IT was once the home of the self-styled “wickedest man in the world” who scandalised British society in the early 20th Century.

He is said to have carried out experiments with sex, drugs and the occult at the house, which was later bought by a rock guitar legend who was intrigued by its checkered history.

The current owners of Boleskin House, once owned by notorious occultist Aleister Crowley, hope to rebuild the gutted mansion after a fire devastated it last July by selling its charred remains.

The house, which overlooks Loch Ness, was bought by Keith and Kyra Readdy last summer and two days later it went up in flames; they had no insurance.

It was built in 1760 as a home for members of the Fraser family, the inspiration for time-travelling saga, Outlander.

The building is said to lie on the site of a 13th-Century church that was destroyed with its congregation locked inside. Crowley bought it from a descendant of the Fraser clan in 1899.

After a fire ripped through the remains of the mansion last July – the second blaze to gut the property after a 2015 fire – the Readdys are hoping to raise enough money to continue with renovations to the pile they hope will one day be open to the public and operated as a guest house and spiritual retreat.

The new owners have established a charitable trust, the Boleskine House Foundation, and are selling salvaged stones and bags of remains to help towards the cost of renovations they estimate at around £700,000.

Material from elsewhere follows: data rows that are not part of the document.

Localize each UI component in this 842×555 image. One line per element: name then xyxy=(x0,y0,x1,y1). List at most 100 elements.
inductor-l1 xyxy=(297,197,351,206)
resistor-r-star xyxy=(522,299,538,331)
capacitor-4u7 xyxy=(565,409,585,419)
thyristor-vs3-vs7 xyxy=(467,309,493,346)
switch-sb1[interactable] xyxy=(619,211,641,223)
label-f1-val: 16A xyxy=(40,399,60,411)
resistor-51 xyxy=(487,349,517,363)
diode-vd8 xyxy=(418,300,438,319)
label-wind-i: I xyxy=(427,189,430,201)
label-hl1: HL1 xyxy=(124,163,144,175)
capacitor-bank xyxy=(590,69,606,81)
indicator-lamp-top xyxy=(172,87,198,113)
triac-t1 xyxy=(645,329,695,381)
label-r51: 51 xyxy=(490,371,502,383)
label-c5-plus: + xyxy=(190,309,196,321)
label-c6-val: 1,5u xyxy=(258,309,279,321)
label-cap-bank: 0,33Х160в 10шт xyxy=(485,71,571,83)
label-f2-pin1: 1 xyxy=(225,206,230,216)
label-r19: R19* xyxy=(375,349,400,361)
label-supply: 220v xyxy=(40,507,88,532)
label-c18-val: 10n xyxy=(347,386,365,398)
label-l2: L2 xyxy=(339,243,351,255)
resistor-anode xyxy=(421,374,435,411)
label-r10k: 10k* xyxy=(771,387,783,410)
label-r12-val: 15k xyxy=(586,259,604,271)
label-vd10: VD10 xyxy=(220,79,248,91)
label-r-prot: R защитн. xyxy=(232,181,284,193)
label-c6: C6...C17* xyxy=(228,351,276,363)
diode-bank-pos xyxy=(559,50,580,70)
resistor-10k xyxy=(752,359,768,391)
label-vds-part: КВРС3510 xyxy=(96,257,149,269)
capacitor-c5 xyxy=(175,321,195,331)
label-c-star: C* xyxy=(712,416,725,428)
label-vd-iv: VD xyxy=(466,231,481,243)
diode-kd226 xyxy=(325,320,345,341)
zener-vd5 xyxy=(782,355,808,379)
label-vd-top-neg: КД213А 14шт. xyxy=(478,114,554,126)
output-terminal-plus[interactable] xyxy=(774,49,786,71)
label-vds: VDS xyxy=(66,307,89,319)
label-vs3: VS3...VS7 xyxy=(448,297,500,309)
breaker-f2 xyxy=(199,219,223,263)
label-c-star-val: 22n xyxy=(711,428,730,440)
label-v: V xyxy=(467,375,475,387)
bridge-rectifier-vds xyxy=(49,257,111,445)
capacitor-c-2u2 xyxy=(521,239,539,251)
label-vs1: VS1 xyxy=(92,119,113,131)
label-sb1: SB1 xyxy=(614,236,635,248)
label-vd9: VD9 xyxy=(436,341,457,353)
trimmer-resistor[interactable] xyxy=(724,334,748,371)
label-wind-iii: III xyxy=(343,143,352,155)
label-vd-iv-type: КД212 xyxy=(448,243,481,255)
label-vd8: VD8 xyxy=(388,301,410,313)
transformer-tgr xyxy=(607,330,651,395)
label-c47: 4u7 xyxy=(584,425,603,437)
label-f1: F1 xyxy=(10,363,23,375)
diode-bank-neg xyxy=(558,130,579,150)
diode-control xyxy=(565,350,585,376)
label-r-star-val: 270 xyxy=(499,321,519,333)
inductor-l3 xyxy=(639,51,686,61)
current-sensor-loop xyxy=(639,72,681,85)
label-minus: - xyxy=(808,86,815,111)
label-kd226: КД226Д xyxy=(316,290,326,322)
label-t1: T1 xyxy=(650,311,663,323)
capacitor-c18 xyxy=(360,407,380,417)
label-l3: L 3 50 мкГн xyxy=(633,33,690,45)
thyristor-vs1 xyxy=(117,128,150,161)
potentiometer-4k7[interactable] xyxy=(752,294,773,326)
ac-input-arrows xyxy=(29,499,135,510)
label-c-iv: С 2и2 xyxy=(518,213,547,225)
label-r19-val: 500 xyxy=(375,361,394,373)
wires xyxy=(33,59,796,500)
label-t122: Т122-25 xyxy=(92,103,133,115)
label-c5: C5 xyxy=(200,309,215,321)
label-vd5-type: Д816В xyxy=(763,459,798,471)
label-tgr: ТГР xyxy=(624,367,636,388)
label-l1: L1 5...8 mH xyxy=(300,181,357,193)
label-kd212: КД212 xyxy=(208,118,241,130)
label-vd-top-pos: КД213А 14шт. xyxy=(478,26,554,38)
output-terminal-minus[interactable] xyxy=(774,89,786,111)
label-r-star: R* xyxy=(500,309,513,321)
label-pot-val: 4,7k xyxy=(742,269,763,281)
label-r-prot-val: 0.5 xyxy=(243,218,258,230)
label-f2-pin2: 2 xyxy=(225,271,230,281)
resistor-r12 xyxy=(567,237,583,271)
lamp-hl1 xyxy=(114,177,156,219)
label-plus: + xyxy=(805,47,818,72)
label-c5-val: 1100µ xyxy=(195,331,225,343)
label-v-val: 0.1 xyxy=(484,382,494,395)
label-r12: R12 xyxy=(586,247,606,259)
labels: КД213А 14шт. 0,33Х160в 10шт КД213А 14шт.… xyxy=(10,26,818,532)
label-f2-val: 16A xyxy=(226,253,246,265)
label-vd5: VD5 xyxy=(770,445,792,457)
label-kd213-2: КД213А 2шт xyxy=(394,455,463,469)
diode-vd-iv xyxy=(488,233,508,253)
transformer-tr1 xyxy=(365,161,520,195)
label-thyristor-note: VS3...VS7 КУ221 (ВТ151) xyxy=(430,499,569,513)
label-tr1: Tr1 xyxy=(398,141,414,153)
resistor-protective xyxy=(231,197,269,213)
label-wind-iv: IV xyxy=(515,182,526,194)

The £49 eBay lot description states: “You are purchasing one original stone of up to 400g and one bag of charred remains from the fire on 31 July, 2019, from Boleskine House.”

The package comes with a certificate of authenticity, with the promise that all proceeds will be used for the restoration of Boleskine House.

A crowdfunding campaign was started last year and has so far generated more than £22,500 of the £220,000 target for donations.

The couple hope fans of the TV phenomenon penned by Diane Gabaldon and starring Scottish actor Sam Heughan as Jamie Fraser will stump up cash to help with the rebuild.

Led Zeppelin founder and guitarist Jimmy Page bought the “most notorious home in the Highlands” in the 1970s and owned it for around 20 years. He was said to have followed in Crowley’s footsteps by practicing black magic on the estate.

Crowley bought the B-listed Georgian building when he was just 25 and lived there until 1913. He boasted to have turned the property into “a centre of black magic, evil and sorcery”.

He conducted black magic rituals and offered animal sacrifices to satan and was said to have taken pleasure in the suffering of local people. One episode involved an employee of the estate getting drunk, after 20 years’ abstinence, and attempting to kill his wife and children. His lodge keeper suffered the loss of a 10-year-old daughter, while a year later his 15-month-old son died.

Ill-fortune seemed to continue to haunt Boleskine even after Crowley’s departure. It was reported in 1960 the then owner, Major Edward Grant, shot himself in the room Crowley once used for his satanic rituals.

However, Page, who bought the property in 1970, said in a 1975 interview: “Strange things have happened in that house which have nothing to do with Crowley. The bad vibes were already there.”

The rock legend claimed that the head of an executed man, thought to be Lord Lovat who fought with the English during the 1745 uprising, could be heard rolling around the floor. The house also featured in the Led Zeppelin documentary, The Song Remains The Same.

Page’s childhood friend, Malcolm Dent, worked as the caretaker for Boleskine before the musician sold up in the 1990s after rarely staying there.

He once claimed that “curious” events occurred at the house, saying: “Doors would be slamming all night. You’d go into a room and carpets and rugs would be piled up.”

The property was sold to Annette MacGillivray and her husband who lived there happily for 10 years before it was acquired in 2002 by Dutch owners.

Mrs Readdy told reporters in July that people were calling for the house to be razed, saying it was “a den of iniquity”.

“We have read so many lurid details,” she said. “It is an architecturally significant building no matter who has owned it. Boleskine has such a big draw, whether people are fans of Crowley or rock ’n’ roll.

“The Boleskine estate is a treasure of heritage and history that must be secured for future generations. I believe it can stand as a landmark for culture, research and well-being that all can benefit from.”